In hoger beroep heeft appellant het standpunt herhaald dat zijn medische beperkingen zijn onderschat en dat het bestreden besluit berust op onjuiste medische gegevens.
3.2.
Het Uwv heeft verzocht de aangevallen uitspraak te bevestigen.
4. De Raad oordeelt als volgt.
4.1.
Van gedeeltelijke arbeidsongeschiktheid van een verzekerde is op grond van artikel 5 van de Wet WIA sprake als hij als rechtstreeks en objectief medisch vast te stellen gevolg van onder meer ziekte of gebrek slechts in staat is met arbeid ten hoogste 65% te verdienen van het maatmaninkomen per uur, maar niet volledig en duurzaam arbeidsongeschikt is. Op grond van artikel 6, eerste lid, van de Wet WIA wordt de beoordeling van de arbeidsongeschiktheid gebaseerd op een verzekeringsgeneeskundig en een arbeidskundig onderzoek.
4.2.
In geschil is de vraag of het Uwv de mate van arbeidsongeschiktheid van appellant in de zin van de Wet WIA terecht met ingang van 24 augustus 2009 heeft vastgesteld op minder dan 35% en terecht heeft geweigerd aan appellant een WIA-uitkering toe te kennen.
4.3.
Het oordeel van de rechtbank dat het bestreden besluit berust op een deugdelijke medische grondslag, wordt onderschreven. Appellant heeft in hoger beroep geen wezenlijk nieuwe of andere gronden naar voren gebracht of onderbouwde redenen gegeven waarom de rechtbank tot een ander oordeel had moeten komen. Hij heeft zijn stelling dat het bestreden besluit en de uitspraak van de rechtbank berusten op onjuiste medische gegevens ook in hoger beroep niet met stukken onderbouwd. De rechtbank wordt dan ook gevolgd in het oordeel dat niet is gebleken dat appellant op 24 augustus 2009 meer (psychisch) beperkt was dan door het Uwv is aangenomen.
4.4.
Gelet op het voorgaande wordt de rechtbank ook gevolgd in haar oordeel dat het Uwv voldoende heeft gemotiveerd dat de aan de berekening van het arbeidsongeschiktheidspercentage ten grondslag gelegde functies in medisch opzicht voor appellant geschikt zijn.
4.5.
Uit 4.2 tot en met 4.4 volgt dat het hoger beroep niet slaagt. De aangevallen uitspraak zal worden bevestigd.

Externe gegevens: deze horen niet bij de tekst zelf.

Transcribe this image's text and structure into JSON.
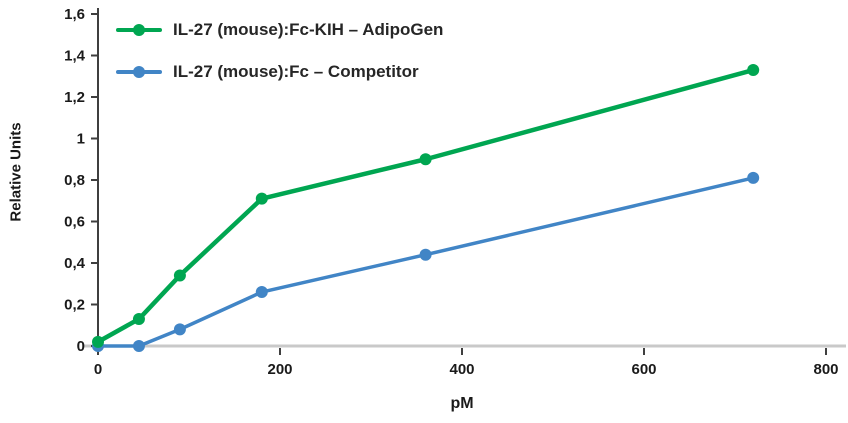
{
  "chart_data": {
    "type": "line",
    "title": "",
    "xlabel": "pM",
    "ylabel": "Relative Units",
    "x": [
      0,
      45,
      90,
      180,
      360,
      720
    ],
    "series": [
      {
        "name": "IL-27 (mouse):Fc-KIH – AdipoGen",
        "color": "#00A651",
        "values": [
          0.02,
          0.13,
          0.34,
          0.71,
          0.9,
          1.33
        ]
      },
      {
        "name": "IL-27 (mouse):Fc – Competitor",
        "color": "#4185C6",
        "values": [
          0.0,
          0.0,
          0.08,
          0.26,
          0.44,
          0.81
        ]
      }
    ],
    "xlim": [
      0,
      800
    ],
    "ylim": [
      0,
      1.6
    ],
    "x_ticks": {
      "values": [
        0,
        200,
        400,
        600,
        800
      ],
      "labels": [
        "0",
        "200",
        "400",
        "600",
        "800"
      ]
    },
    "y_ticks": {
      "values": [
        0,
        0.2,
        0.4,
        0.6,
        0.8,
        1.0,
        1.2,
        1.4,
        1.6
      ],
      "labels": [
        "0",
        "0,2",
        "0,4",
        "0,6",
        "0,8",
        "1",
        "1,2",
        "1,4",
        "1,6"
      ]
    },
    "grid": false,
    "legend_position": "top-left",
    "axis_color": "#3f3f3f",
    "baseline_color": "#c9c9c9"
  }
}
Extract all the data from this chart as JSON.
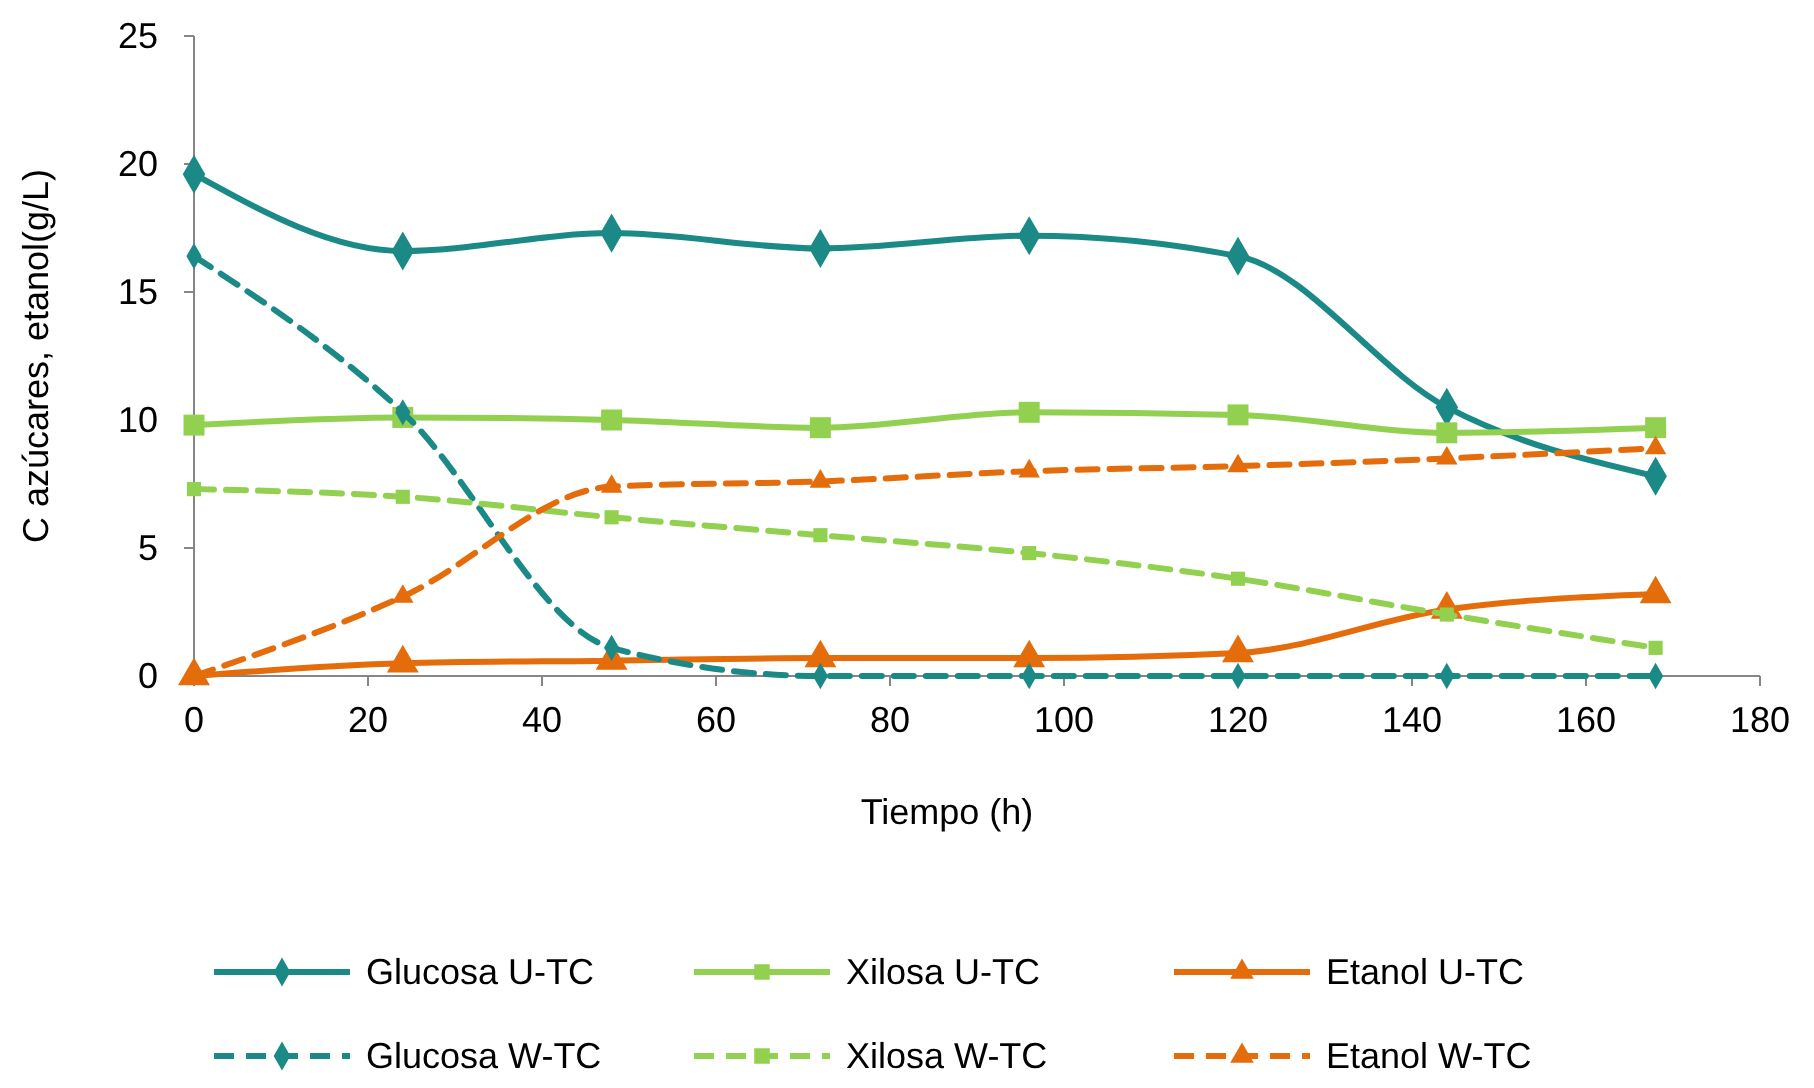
{
  "chart_data": {
    "type": "line",
    "xlabel": "Tiempo (h)",
    "ylabel": "C azúcares, etanol(g/L)",
    "x": [
      0,
      24,
      48,
      72,
      96,
      120,
      144,
      168
    ],
    "xlim": [
      0,
      180
    ],
    "xticks": [
      0,
      20,
      40,
      60,
      80,
      100,
      120,
      140,
      160,
      180
    ],
    "ylim": [
      0,
      25
    ],
    "yticks": [
      0,
      5,
      10,
      15,
      20,
      25
    ],
    "grid": false,
    "legend": "bottom",
    "series": [
      {
        "name": "Glucosa U-TC",
        "color": "#1b8a86",
        "marker": "diamond",
        "line_style": "solid",
        "values": [
          19.6,
          16.6,
          17.3,
          16.7,
          17.2,
          16.4,
          10.5,
          7.8
        ]
      },
      {
        "name": "Xilosa U-TC",
        "color": "#92d050",
        "marker": "square",
        "line_style": "solid",
        "values": [
          9.8,
          10.1,
          10.0,
          9.7,
          10.3,
          10.2,
          9.5,
          9.7
        ]
      },
      {
        "name": "Etanol U-TC",
        "color": "#e46c0a",
        "marker": "triangle",
        "line_style": "solid",
        "values": [
          0,
          0.5,
          0.6,
          0.7,
          0.7,
          0.9,
          2.6,
          3.2
        ]
      },
      {
        "name": "Glucosa W-TC",
        "color": "#1b8a86",
        "marker": "diamond",
        "line_style": "dashed",
        "values": [
          16.4,
          10.3,
          1.1,
          0,
          0,
          0,
          0,
          0
        ]
      },
      {
        "name": "Xilosa W-TC",
        "color": "#92d050",
        "marker": "square",
        "line_style": "dashed",
        "values": [
          7.3,
          7.0,
          6.2,
          5.5,
          4.8,
          3.8,
          2.4,
          1.1
        ]
      },
      {
        "name": "Etanol W-TC",
        "color": "#e46c0a",
        "marker": "triangle",
        "line_style": "dashed",
        "values": [
          0,
          3.1,
          7.4,
          7.6,
          8.0,
          8.2,
          8.5,
          8.9
        ]
      }
    ]
  }
}
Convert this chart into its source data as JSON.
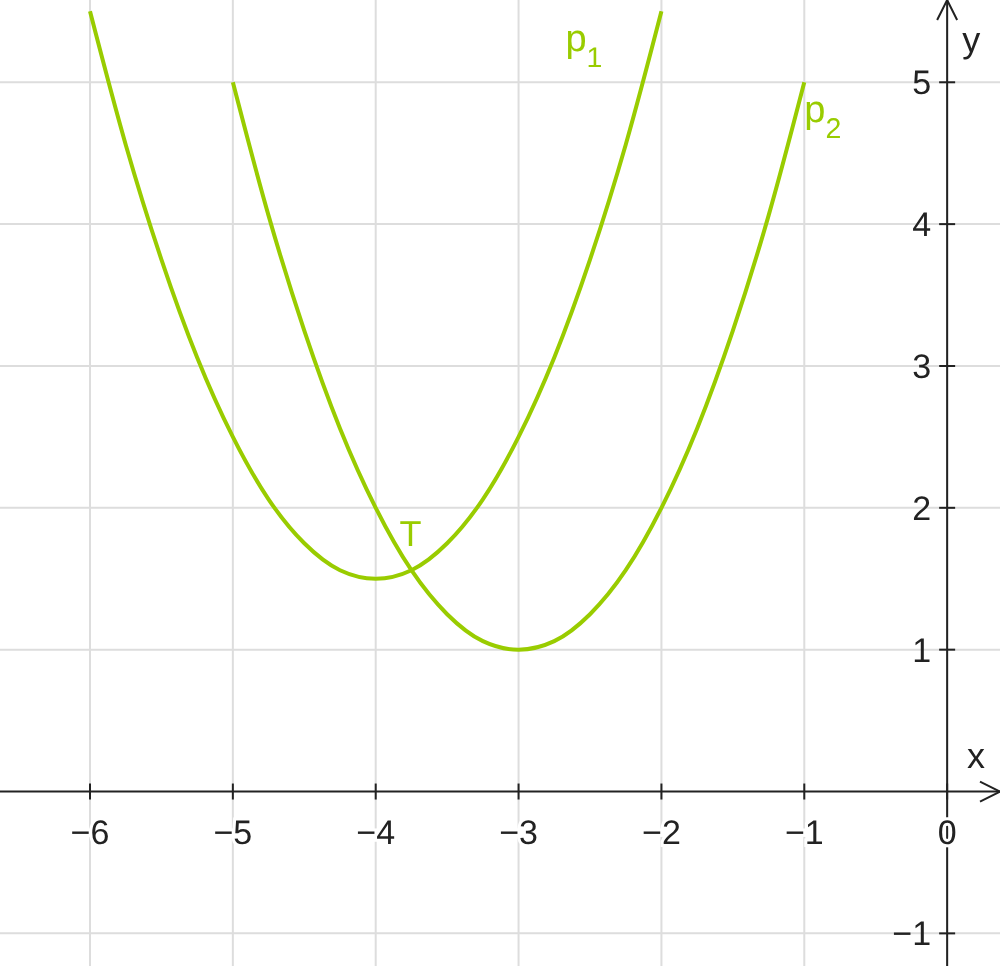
{
  "chart_data": {
    "type": "line",
    "xlabel": "x",
    "ylabel": "y",
    "xlim": [
      -6.63,
      0.37
    ],
    "ylim": [
      -1.23,
      5.58
    ],
    "xticks": [
      -6,
      -5,
      -4,
      -3,
      -2,
      -1,
      0
    ],
    "yticks": [
      -1,
      1,
      2,
      3,
      4,
      5
    ],
    "grid": true,
    "legend": false,
    "marker": "none",
    "line_style": "solid",
    "series": [
      {
        "name": "p$_{1}$",
        "color": "#99cc00",
        "x": [
          -6,
          -5.75,
          -5.5,
          -5.25,
          -5,
          -4.75,
          -4.5,
          -4.25,
          -4,
          -3.75,
          -3.5,
          -3.25,
          -3,
          -2.75,
          -2.5,
          -2.25,
          -2
        ],
        "values": [
          5.5,
          4.56,
          3.75,
          3.06,
          2.5,
          2.06,
          1.75,
          1.56,
          1.5,
          1.56,
          1.75,
          2.06,
          2.5,
          3.06,
          3.75,
          4.56,
          5.5
        ]
      },
      {
        "name": "p$_{2}$",
        "color": "#99cc00",
        "x": [
          -5,
          -4.75,
          -4.5,
          -4.25,
          -4,
          -3.75,
          -3.5,
          -3.25,
          -3,
          -2.75,
          -2.5,
          -2.25,
          -2,
          -1.75,
          -1.5,
          -1.25,
          -1
        ],
        "values": [
          5,
          4.06,
          3.25,
          2.56,
          2,
          1.56,
          1.25,
          1.06,
          1,
          1.06,
          1.25,
          1.56,
          2,
          2.56,
          3.25,
          4.06,
          5
        ]
      }
    ],
    "annotations": [
      {
        "text": "T",
        "x": -3.75,
        "y": 1.56
      }
    ]
  }
}
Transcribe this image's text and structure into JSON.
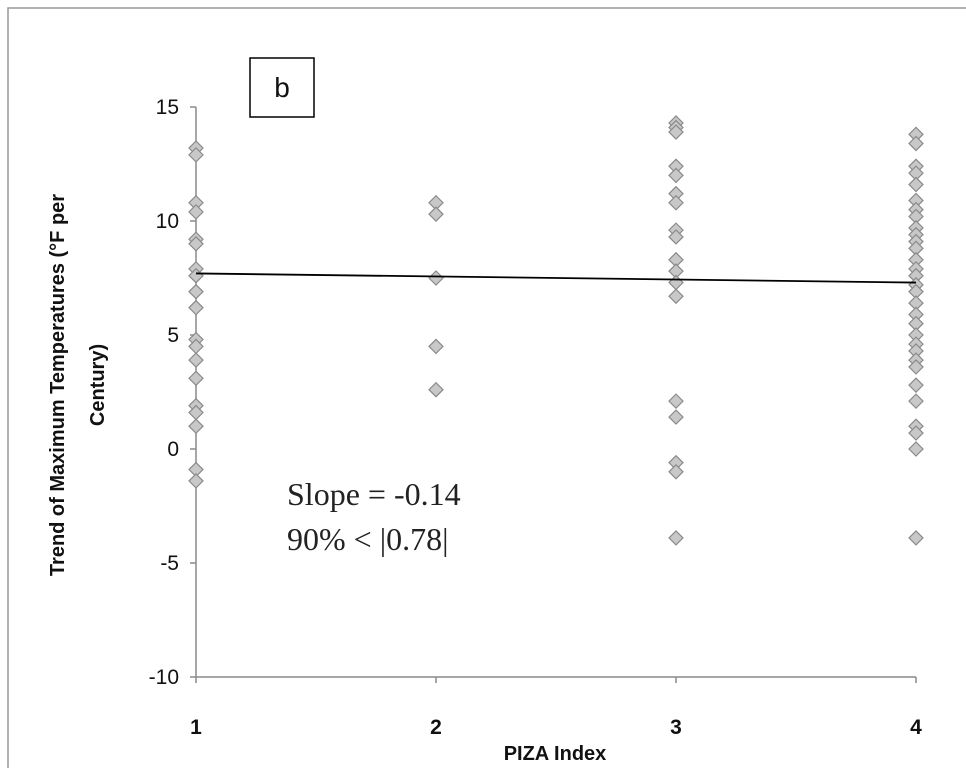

5. Voor een veroordeling in de proceskosten bestaat geen aanleiding.

BESLISSING

De Centrale Raad van Beroep bevestigt de aangevallen uitspraak.
Deze uitspraak is gedaan door S. Wijna, in tegenwoordigheid van A.L. Abdoellakhan als griffier. De beslissing is uitgesproken in het openbaar op 31 juli 2020.